|
Week 10/11, Pithy QuoteProgramming languages are merely the most reusable programs;Any program that gets sufficiently reusable starts to look like a programming language. |
![]() |
During this course so far, we have built some powerful abstractions. But perhaps the most mind boggling one is when you end up designing a language, and realize that it too, is *just* an abstraction barrier.
Designing a good language is alot like designing a good user interface. It needs to be simple to use, easy to express the types of problems you want to talk about, hide irrelevant details while exposing the right set of knobs, etc, etc. Yet there is no "right" way to do it --- just think of the different decisions made by Scheme and C++! If you like languages, classes like CS152/153 teach alot about language design.
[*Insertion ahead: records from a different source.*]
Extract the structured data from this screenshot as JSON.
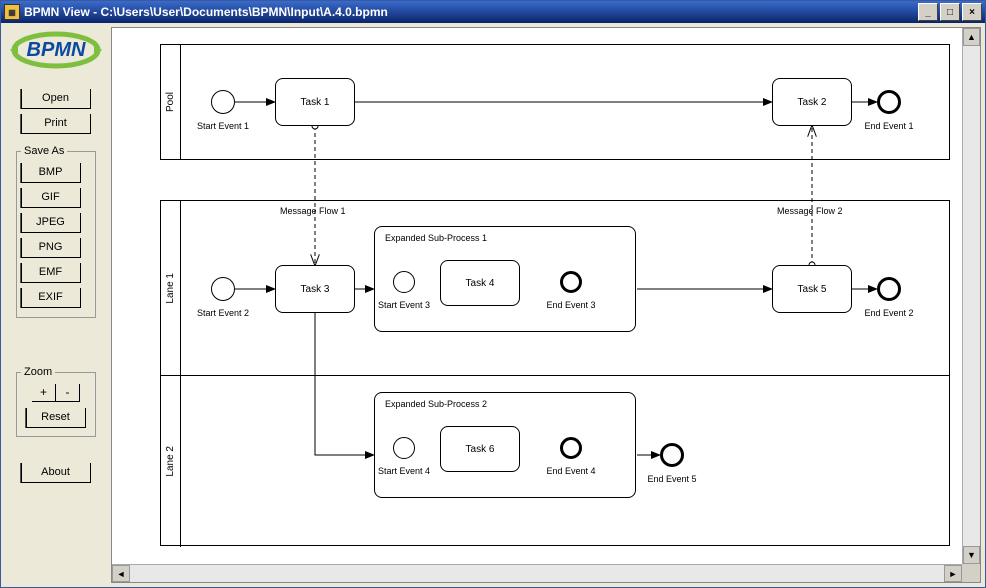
{
  "window": {
    "title": "BPMN View - C:\\Users\\User\\Documents\\BPMN\\Input\\A.4.0.bpmn",
    "controls": {
      "minimize": "_",
      "maximize": "□",
      "close": "×"
    }
  },
  "logo_text": "BPMN",
  "buttons": {
    "open": "Open",
    "print": "Print",
    "bmp": "BMP",
    "gif": "GIF",
    "jpeg": "JPEG",
    "png": "PNG",
    "emf": "EMF",
    "exif": "EXIF",
    "zoom_in": "+",
    "zoom_out": "-",
    "reset": "Reset",
    "about": "About"
  },
  "groups": {
    "save_as": "Save As",
    "zoom": "Zoom"
  },
  "pools": {
    "pool": "Pool",
    "lane1": "Lane 1",
    "lane2": "Lane 2"
  },
  "tasks": {
    "task1": "Task 1",
    "task2": "Task 2",
    "task3": "Task 3",
    "task4": "Task 4",
    "task5": "Task 5",
    "task6": "Task 6"
  },
  "subprocs": {
    "sp1": "Expanded Sub-Process 1",
    "sp2": "Expanded Sub-Process 2"
  },
  "events": {
    "start1": "Start Event 1",
    "end1": "End Event 1",
    "start2": "Start Event 2",
    "end2": "End Event 2",
    "start3": "Start Event 3",
    "end3": "End Event 3",
    "start4": "Start Event 4",
    "end4": "End Event 4",
    "end5": "End Event 5"
  },
  "messages": {
    "mf1": "Message Flow 1",
    "mf2": "Message Flow 2"
  }
}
Here we will only focus on one aspect: given a language design, how do we write the program to support it? This is where it gets somewhat shocking...
How can implementing a language be easier than writing programs in that given language?
One reason is that there is a well developed theory of languages, that allows us to know when our "interface" (language) is complete and allows us to translate one language to another (CS121). Secondly, interpretation and compilation strategies are significantly shared between all languages. These are programs for which people actually understand alot of design!
In this last section of the course, we will look at languages as abstraction barriers. In particular we will expose what is below that barrier, and look the design of that program.
Our goal is to build an interpreter for arithmetic expressions.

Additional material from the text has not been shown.